I'm working on a web scraper that turns web pages with rows of data (like a page of search results) into CSV files to use in Excel. Of course, there must be custom code for every site the scraper works on. Here is how I've arranged it, and it works fine, but I'd like feedback on the OO implementation. Not sure it follows best practices.

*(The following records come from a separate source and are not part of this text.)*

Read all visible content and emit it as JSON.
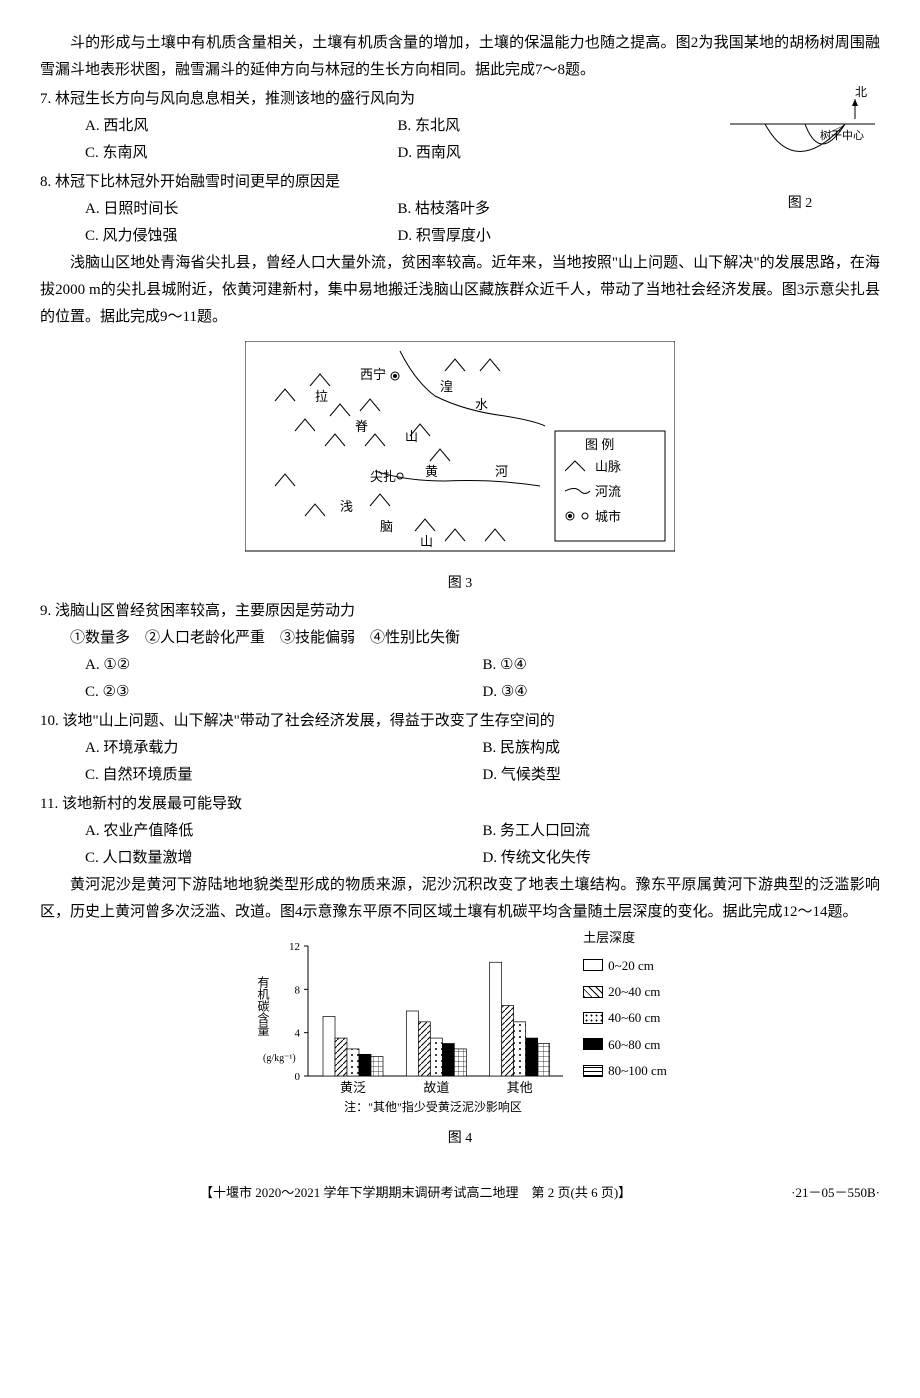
{
  "intro1": "斗的形成与土壤中有机质含量相关，土壤有机质含量的增加，土壤的保温能力也随之提高。图2为我国某地的胡杨树周围融雪漏斗地表形状图，融雪漏斗的延伸方向与林冠的生长方向相同。据此完成7～8题。",
  "q7": {
    "stem": "7. 林冠生长方向与风向息息相关，推测该地的盛行风向为",
    "A": "A. 西北风",
    "B": "B. 东北风",
    "C": "C. 东南风",
    "D": "D. 西南风"
  },
  "q8": {
    "stem": "8. 林冠下比林冠外开始融雪时间更早的原因是",
    "A": "A. 日照时间长",
    "B": "B. 枯枝落叶多",
    "C": "C. 风力侵蚀强",
    "D": "D. 积雪厚度小"
  },
  "fig2": {
    "north": "北",
    "label": "树干中心",
    "caption": "图 2"
  },
  "intro2": "浅脑山区地处青海省尖扎县，曾经人口大量外流，贫困率较高。近年来，当地按照\"山上问题、山下解决\"的发展思路，在海拔2000 m的尖扎县城附近，依黄河建新村，集中易地搬迁浅脑山区藏族群众近千人，带动了当地社会经济发展。图3示意尖扎县的位置。据此完成9～11题。",
  "fig3": {
    "caption": "图 3",
    "xining": "西宁",
    "laji": "拉",
    "ji_shan": "脊",
    "shan": "山",
    "huang": "湟",
    "shui": "水",
    "jianzha": "尖扎",
    "huanghe": "黄",
    "he": "河",
    "qian": "浅",
    "nao": "脑",
    "shan2": "山",
    "legend_title": "图 例",
    "legend_mountain": "山脉",
    "legend_river": "河流",
    "legend_city": "城市"
  },
  "q9": {
    "stem": "9. 浅脑山区曾经贫困率较高，主要原因是劳动力",
    "subs": "①数量多　②人口老龄化严重　③技能偏弱　④性别比失衡",
    "A": "A. ①②",
    "B": "B. ①④",
    "C": "C. ②③",
    "D": "D. ③④"
  },
  "q10": {
    "stem": "10. 该地\"山上问题、山下解决\"带动了社会经济发展，得益于改变了生存空间的",
    "A": "A. 环境承载力",
    "B": "B. 民族构成",
    "C": "C. 自然环境质量",
    "D": "D. 气候类型"
  },
  "q11": {
    "stem": "11. 该地新村的发展最可能导致",
    "A": "A. 农业产值降低",
    "B": "B. 务工人口回流",
    "C": "C. 人口数量激增",
    "D": "D. 传统文化失传"
  },
  "intro3": "黄河泥沙是黄河下游陆地地貌类型形成的物质来源，泥沙沉积改变了地表土壤结构。豫东平原属黄河下游典型的泛滥影响区，历史上黄河曾多次泛滥、改道。图4示意豫东平原不同区域土壤有机碳平均含量随土层深度的变化。据此完成12～14题。",
  "fig4": {
    "caption": "图 4",
    "ylabel": "有机碳含量(g/kg⁻¹)",
    "ymax": 12,
    "yticks": [
      0,
      4,
      8,
      12
    ],
    "categories": [
      "黄泛",
      "故道",
      "其他"
    ],
    "note": "注：\"其他\"指少受黄泛泥沙影响区",
    "legend_title": "土层深度",
    "depths": [
      "0~20 cm",
      "20~40 cm",
      "40~60 cm",
      "60~80 cm",
      "80~100 cm"
    ],
    "data": {
      "黄泛": [
        5.5,
        3.5,
        2.5,
        2.0,
        1.8
      ],
      "故道": [
        6.0,
        5.0,
        3.5,
        3.0,
        2.5
      ],
      "其他": [
        10.5,
        6.5,
        5.0,
        3.5,
        3.0
      ]
    },
    "patterns": [
      "white",
      "diag",
      "dots",
      "black",
      "grid"
    ]
  },
  "footer": {
    "center": "【十堰市 2020～2021 学年下学期期末调研考试高二地理　第 2 页(共 6 页)】",
    "right": "·21－05－550B·"
  }
}
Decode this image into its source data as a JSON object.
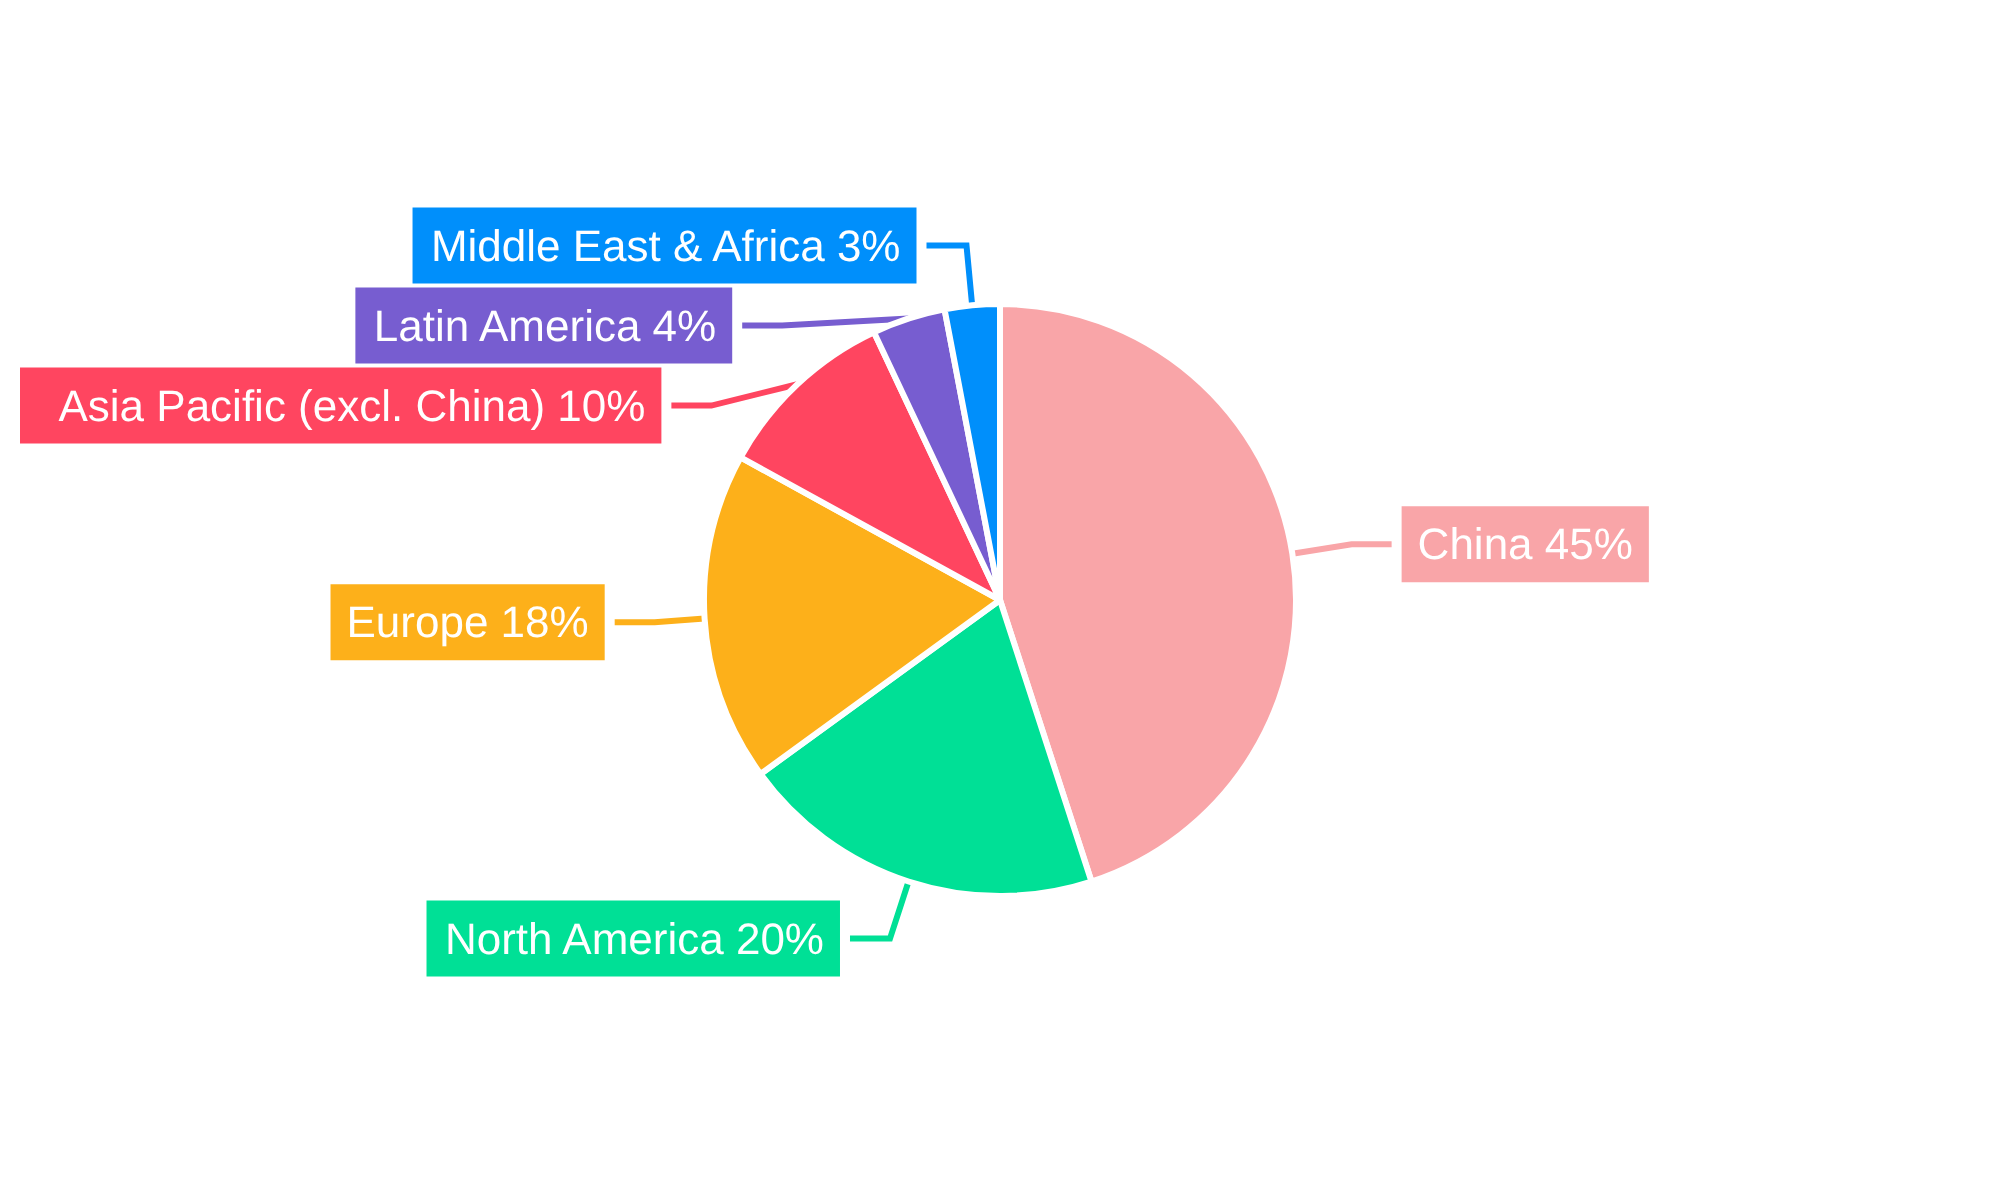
{
  "chart_data": {
    "type": "pie",
    "categories": [
      "China",
      "North America",
      "Europe",
      "Asia Pacific (excl. China)",
      "Latin America",
      "Middle East & Africa"
    ],
    "values": [
      45,
      20,
      18,
      10,
      4,
      3
    ],
    "value_labels": [
      "45%",
      "20%",
      "18%",
      "10%",
      "4%",
      "3%"
    ],
    "colors": [
      "#f9a5a8",
      "#00e096",
      "#fdb01a",
      "#ff4560",
      "#775dd0",
      "#008ffb"
    ],
    "legend": false
  }
}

Here's the controller code. Give it the database row id of a search, and it will retrieve the search profile (search name, search url, etc.), load the correct library file, execute the scrape() function in that library, and then download the file.
PHP Code:
// controller Searches.php
public function execute($search_id)
{
$search = $this->searches_model->get_search($search_id);
if ($this->input->server('REQUEST_METHOD') == 'POST')
{
$this->load->library($search['site_class']);
$output = $this->$search['site_class']->scrape($search);
force_download($search['name'] . '.csv', $output);
}
Then there is.
PHP Code:
// application/libraries/Site.php
abstract class Site {
static private $curl_options = array(
//bunch of CURLOPT options
);
abstract protected function scrape ($search);
public function get_page($url)
{
}
public function clean_field ($field)
{
}
}
And
PHP Code:
// application/libraries/Site_craigslist.php
include ('Site.php');
class Site_craigslist extends Site {
const SITE = 'http://sfbay.craigslist.com';
const SITE_CODE = 'CL';
public function scrape($search)
{
}
}
In the controller code, $search['site_class'] contains the string 'site_craigslist,' so Site_craigslist.php is loaded, and it loads Site.php, the parent class. It works, but I'm not instantiating anything, and I have to use self:: to access the parent class methods. I've read you generally shouldn't use classes statically, so I suspect the above is not best practice. Any input or suggestions for a better structure and approach?
Hey, don't work without a PHP debugger. Several free IDEs have this features built in. Two are NetBeans and CodeLobster. Without a debugger, it's like you're driving with a blindfold on -- you are going to crash!